За окном тишина. Никого. Ни собак, ни прохожих. И в коридоре тишина. Странно. Здесь всегда шумно: звуки музыки, голоса и топот учащихся. Только мерцает лампочка под потолком туалета, надоедливо чём-то цыкает, дергает по нервам.
Потом кто-то прошаркал по коридору. Мимо? Нет. Зашел внутрь, громко скрипнув дверью. Пощелкал выключателем, пробубнил что-то. И подошел ближе.
Наиль шмыгнул и прижался лбом к холодному стеклу. «Идите мимо, что вам за дело? Я на вас не смотрю, вот и вы не смотрите. Где хочу, там и сижу... Хочу, и реву».
Незнакомец молча встал возле окна, заняв свободный от Наиля край подоконника. Повозился, доставая сигарету, бросил пустую пачку на подоконник.
Наиль засопел. Пришли тут, мешают. Сейчас дымом еще вонять будут — вынуждают покинуть помещение. Хрен вам, не пойду никуда! Здесь туалет, а не курилка!
Лампочка жалобно крякнула и погасла окончательно.
В тишине незнакомец вхолостую щелкнул зажигалкой. Раз, другой, третий... десятый.
Наиль из-под длинной челки скосил на нее глаза. Подрагивающие длинные пальцы раз за разом крутили колесико. Зажигалка упрямо не поддавалась, иногда выпуская хилый огонек, тут же гасла. Незнакомец вполголоса чертыхнулся.

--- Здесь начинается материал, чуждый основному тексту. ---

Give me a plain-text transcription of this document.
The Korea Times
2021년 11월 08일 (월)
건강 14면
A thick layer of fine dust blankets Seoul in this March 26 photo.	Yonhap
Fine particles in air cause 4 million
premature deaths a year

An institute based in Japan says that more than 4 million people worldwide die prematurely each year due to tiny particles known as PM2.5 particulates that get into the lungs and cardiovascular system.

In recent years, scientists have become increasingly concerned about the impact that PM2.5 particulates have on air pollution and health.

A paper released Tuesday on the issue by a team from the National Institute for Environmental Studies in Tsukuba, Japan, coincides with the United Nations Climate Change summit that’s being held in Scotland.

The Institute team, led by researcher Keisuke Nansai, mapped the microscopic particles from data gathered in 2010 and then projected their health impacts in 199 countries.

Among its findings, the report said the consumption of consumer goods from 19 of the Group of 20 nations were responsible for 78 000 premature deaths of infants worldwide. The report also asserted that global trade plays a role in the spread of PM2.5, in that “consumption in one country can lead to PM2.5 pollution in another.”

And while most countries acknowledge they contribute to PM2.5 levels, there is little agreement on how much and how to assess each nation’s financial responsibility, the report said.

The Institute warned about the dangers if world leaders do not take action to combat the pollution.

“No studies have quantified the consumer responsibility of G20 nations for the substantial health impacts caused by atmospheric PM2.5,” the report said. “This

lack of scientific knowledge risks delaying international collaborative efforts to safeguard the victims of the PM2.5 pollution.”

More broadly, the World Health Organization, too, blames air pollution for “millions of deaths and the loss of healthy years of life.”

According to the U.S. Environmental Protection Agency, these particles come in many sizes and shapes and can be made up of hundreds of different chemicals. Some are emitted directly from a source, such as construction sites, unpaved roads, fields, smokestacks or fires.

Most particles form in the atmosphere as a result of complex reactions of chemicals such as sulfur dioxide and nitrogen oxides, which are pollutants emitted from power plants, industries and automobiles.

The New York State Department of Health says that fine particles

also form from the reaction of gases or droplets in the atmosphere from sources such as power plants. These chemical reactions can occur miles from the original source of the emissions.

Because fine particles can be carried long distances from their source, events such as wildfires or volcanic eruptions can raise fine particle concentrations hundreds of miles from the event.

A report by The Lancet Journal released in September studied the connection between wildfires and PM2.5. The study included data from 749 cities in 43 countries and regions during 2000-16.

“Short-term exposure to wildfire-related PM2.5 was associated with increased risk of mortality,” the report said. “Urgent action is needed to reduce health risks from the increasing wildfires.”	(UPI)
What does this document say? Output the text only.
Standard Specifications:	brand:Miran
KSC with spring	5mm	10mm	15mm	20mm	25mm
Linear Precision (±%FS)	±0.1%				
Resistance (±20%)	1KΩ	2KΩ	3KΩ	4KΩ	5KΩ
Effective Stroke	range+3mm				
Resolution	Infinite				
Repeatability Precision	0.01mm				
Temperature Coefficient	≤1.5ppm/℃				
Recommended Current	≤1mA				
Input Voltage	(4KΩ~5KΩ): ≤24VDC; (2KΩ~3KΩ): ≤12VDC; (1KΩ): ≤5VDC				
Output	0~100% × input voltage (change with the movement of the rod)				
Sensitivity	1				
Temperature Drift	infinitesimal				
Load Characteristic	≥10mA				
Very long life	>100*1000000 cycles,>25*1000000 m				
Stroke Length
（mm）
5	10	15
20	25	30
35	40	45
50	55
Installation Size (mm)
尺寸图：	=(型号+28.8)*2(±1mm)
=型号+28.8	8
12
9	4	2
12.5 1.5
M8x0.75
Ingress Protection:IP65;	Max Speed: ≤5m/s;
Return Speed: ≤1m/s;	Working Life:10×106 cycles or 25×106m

Наиль перевел взгляд за окно, где ничего не происходило и подумал: «Отлично, нечего тут дымить, иди отсюда».
— Помоги.
Он вздрогнул от хриплого голоса незнакомца. «Что? Вот наглость».
— Пожалуйста.
«Пожалуйста? Вежливый, надо же», — Наиль растерялся.
— Когда нервничаю, всегда так — не слушается.
«Кто не слушается? Зажигалка?» Наиль невольно посмотрел на металлический плоский цилиндр. Подумал секунду, а потом осторожно взял из нервных пальцев и неловко крутанул колесико. Огонек тут же радостно вспыхнул сине-желтым, заметался от сквозняка.
— Вот и славно, — улыбнулся незнакомец и, наклонившись, прикурил тонкую сигарету.
Наиль удивлялся. Удивил сам незнакомец: он оказался гораздо моложе своей шаркающей походки — старшеклассник или студент. Удивила сигарета — по-женски тонкая, длинная, пахнущая ментоловыми леденцами, а не табаком.